51zIa-pH7zL._SX195_.jpgRésumé : La jeune Léna doit faire face à de nouvelles épreuves, alors que des secrets lui sont dévoilés…Après un malheureux événement et en proie à d’horribles douleurs, Léna doit reprendre sa vie en main. C’est le cœur brisé et le corps meurtri que l’aventure reprend de plus belle. La Porte du Temps et son clan d’Élues lui font un merveilleux cadeau, mais son corps pourra-t-il supporter la charge que cela implique ? Sa mère n’était-elle qu’une humaine ou avait-elle finalement elle aussi des pouvoirs magiques ? Et pourquoi ne lui a-t-elle donc jamais parlé de l’existence de sa tante Morgane ? Ses retrouvailles avec Rick lui laissent un goût amer dans la bouche. Réussira-t-elle à le ramener à la raison ou choisira-t-il de succomber définitivement à sa nature démoniaque ? Au-delà de la magie de ce monde éphémère, Léna va découvrir des secrets que sa famille pensait à jamais oubliés. Encore une fois la jeune fille se retrouve confrontée à un choix qui changera sa vie, qu’elle le veuille ou non ? Le deuxième tome de la saga Azmel, aussi captivant que le précédent, est à découvrir sans tarder !

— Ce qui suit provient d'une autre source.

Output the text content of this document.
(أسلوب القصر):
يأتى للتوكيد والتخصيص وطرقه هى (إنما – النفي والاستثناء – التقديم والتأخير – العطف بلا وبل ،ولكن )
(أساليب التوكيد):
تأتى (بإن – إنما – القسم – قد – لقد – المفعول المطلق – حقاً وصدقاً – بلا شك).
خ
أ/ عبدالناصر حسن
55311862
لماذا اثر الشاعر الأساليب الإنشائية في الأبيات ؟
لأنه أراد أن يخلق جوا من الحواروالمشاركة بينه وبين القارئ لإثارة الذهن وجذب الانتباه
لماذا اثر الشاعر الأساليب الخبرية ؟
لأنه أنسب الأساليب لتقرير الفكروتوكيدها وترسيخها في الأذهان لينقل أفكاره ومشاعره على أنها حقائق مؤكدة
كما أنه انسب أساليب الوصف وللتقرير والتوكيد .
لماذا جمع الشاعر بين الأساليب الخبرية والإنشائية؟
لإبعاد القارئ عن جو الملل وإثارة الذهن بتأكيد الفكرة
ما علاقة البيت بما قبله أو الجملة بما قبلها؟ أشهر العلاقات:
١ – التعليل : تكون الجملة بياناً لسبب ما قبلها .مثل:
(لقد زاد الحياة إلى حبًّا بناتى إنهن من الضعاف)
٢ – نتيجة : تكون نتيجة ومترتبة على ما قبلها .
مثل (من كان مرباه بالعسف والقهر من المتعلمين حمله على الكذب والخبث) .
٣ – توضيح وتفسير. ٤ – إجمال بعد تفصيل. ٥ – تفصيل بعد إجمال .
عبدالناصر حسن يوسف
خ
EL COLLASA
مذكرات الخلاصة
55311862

Mon avis : Je remercie chaleureusement Laura Wilhelm pour sa proposition de lecture. J’avais déjà pu faire l’expérience d’un partenariat avec Laura via SimPlement dans le cadre de la lecture du premier tome de la saga « Azmel ». C’est donc avec plaisir que j’ai renouvelé l’expérience.

Une plongée facile dans l’univers

J’avoue que j’ai relu ma chronique pour pouvoir me souvenir des détails du premier tome. Une fois ma lecture faite, j’ai replongé ultra facilement dans l’univers de Laura Wilhelm. C’était une lecture très sympathique, rapide et efficace. J’ai apprécié la facilité avec laquelle j’ai pu retrouver mes repères dans l’univers proposé par l’auteure.

Une suite à la hauteur de mes espérances

Même si cette lecture n’est pas un coup de cœur pour moi, j’ai passé un très bon moment de lecture. En effet, ce que j’ai pu reprocher au premier tome s’est trouvé amélioré pour moi. J’avais souligné une rapidité dans le déroulement des phénomènes ainsi qu’une intrigue un peu simple. Ici, le deuxième tome étoffe un peu l’histoire. On se retrouve avec une trame narrative dynamique qui apporte beaucoup à l’histoire en général.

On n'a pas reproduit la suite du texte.